In the video work Shlafen.Stehen (2003), a body that happens to be Monika performs two actions (movements are compositions) directed by abstract gravitational laws: standing and sleeping, but the world in which those two incessant daily actions that divide our day into two halves, like a kind of music, are rotated from a horizontal to a vertical axis (by turning the video camera sideways). The two halves of our lives thus employ the silent medium of video to displace everyday actions into another framework altogether: that of reading one’s place in the world. As Niklas Luhmann, working from the work of the Chilean biologists Humberto Maturana and Francisco Varela understood, one perceives the world but one also constructs the world that one perceives. And so the world of photography or video is read “out” of a world that is being built before our eyes. And conversely, the world of a sculptural object is read “out” of a world that exists as a conceptual frame in our head. A medium is just a medium in another medium. And herein lies the astonishing freshness of a world that is formally delivered in B’s work like a thought, where objects and abstractions comprise a series of intersecting perceptual chambers that are as surprising as they are logical.

Monika Brandmeier is thus an architect who has built her own house out of the various objects of her trade: she directs the viewer’s movement, what some might call attention, inwards and outwards. Attention is a medium of attachment. Or, to be more precise, she introjects our sequential reading practices, from the inside out, into more materialized planes even as she extrojects the materiality of simultaneous reading practices, from the outside in, into abstract planes of understanding. And the result is intimacy, for the world we inhabit is the world we made for ourselves, the horizontal planes we slept on and the vertical planes we later stood up in.

Reading on and reading in. Of course both forms of reading, like reading in between, or falling, constitute a philosophical photography of the spaces, doorways, rooms and windows our perceptions just passed through, so it is natural, given the formal, sequential, and engineered logic of B’s work, that reading is an act of tangential construction no different from building a house, piece by piece, hinge by hinge, and of course, also, plane by unsolid plane and line by unsolid line.

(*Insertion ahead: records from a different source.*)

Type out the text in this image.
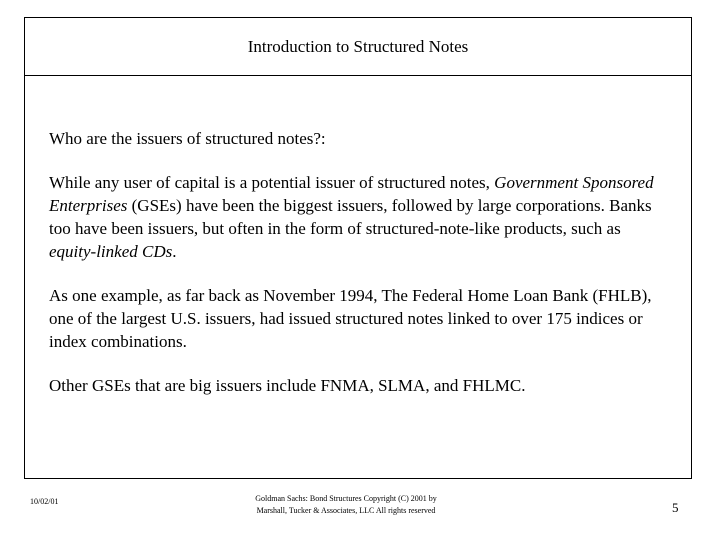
Introduction to Structured Notes
Who are the issuers of structured notes?:

While any user of capital is a potential issuer of structured notes, Government Sponsored Enterprises (GSEs) have been the biggest issuers, followed by large corporations. Banks too have been issuers, but often in the form of structured-note-like products, such as equity-linked CDs.

As one example, as far back as November 1994, The Federal Home Loan Bank (FHLB), one of the largest U.S. issuers, had issued structured notes linked to over 175 indices or index combinations.

Other GSEs that are big issuers include FNMA, SLMA, and FHLMC.

10/02/01	Goldman Sachs: Bond Structures Copyright (C) 2001 by Marshall, Tucker & Associates, LLC All rights reserved	5
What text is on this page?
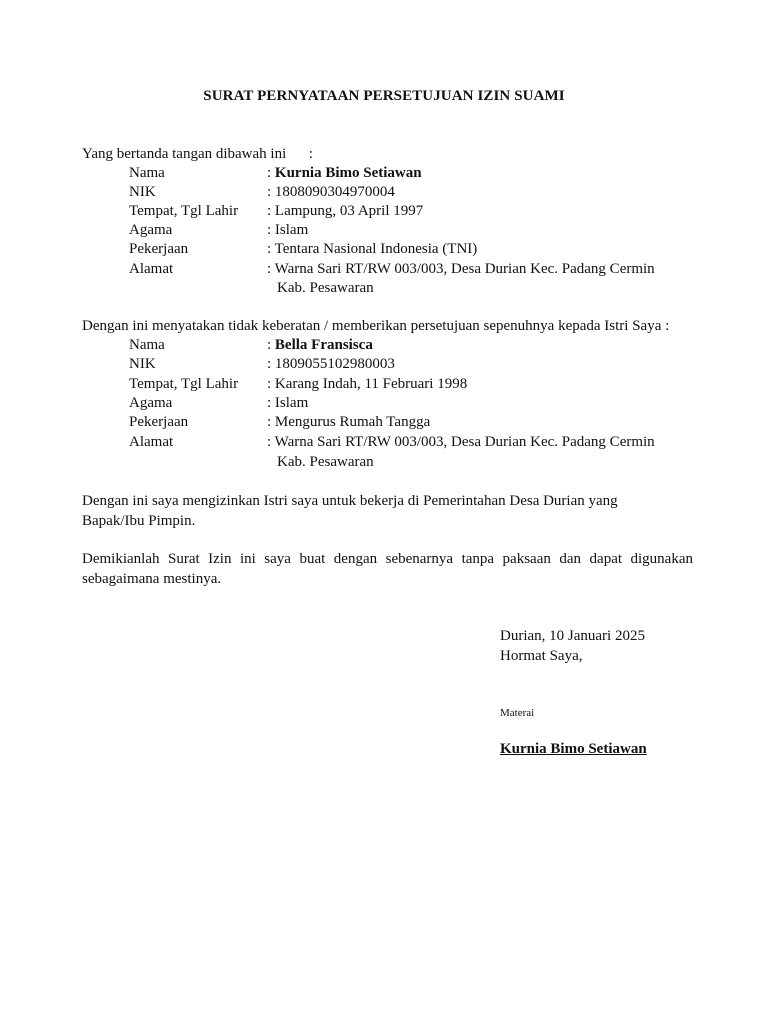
SURAT PERNYATAAN PERSETUJUAN IZIN SUAMI
Yang bertanda tangan dibawah ini      :
Nama	: Kurnia Bimo Setiawan
NIK	: 1808090304970004
Tempat, Tgl Lahir : Lampung, 03 April 1997
Agama	: Islam
Pekerjaan	: Tentara Nasional Indonesia (TNI)
Alamat	: Warna Sari RT/RW 003/003, Desa Durian Kec. Padang Cermin
Kab. Pesawaran
Dengan ini menyatakan tidak keberatan / memberikan persetujuan sepenuhnya kepada Istri Saya :
Nama	: Bella Fransisca
NIK	: 1809055102980003
Tempat, Tgl Lahir : Karang Indah, 11 Februari 1998
Agama	: Islam
Pekerjaan	: Mengurus Rumah Tangga
Alamat	: Warna Sari RT/RW 003/003, Desa Durian Kec. Padang Cermin
Kab. Pesawaran
Dengan ini saya mengizinkan Istri saya untuk bekerja di Pemerintahan Desa Durian yang Bapak/Ibu Pimpin.
Demikianlah Surat Izin ini saya buat dengan sebenarnya tanpa paksaan dan dapat digunakan sebagaimana mestinya.
Durian, 10 Januari 2025
Hormat Saya,
Materai
Kurnia Bimo Setiawan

In her various photographic works, which stand in relation to the sculptures as more abstract framing and framed components of the material world, Brandmeier employs objects common to the construction and building trades as if they were born with allegorical functions: pallets, door hinges, screws, steel tubes, MDF, cardboard boxes, paper, tape, brass pipes, crocodile clips, conduit, and the also the more domestic items of a household: towel racks, fabrics, tables, chairs, beds, blankets, coat hangers. These items are marked by a similar divide between the intimate and the austere, the things that are held up and the things that are allowed to fall, the everyday and the transcendental by not being irregular or biomorphic, which allows them to function as planes, or even lines in spite of their volumetric occupation of space. They are objects and abstractions, and like intimacy or even love, they are used to fasten and connect the physical world together into a place we know.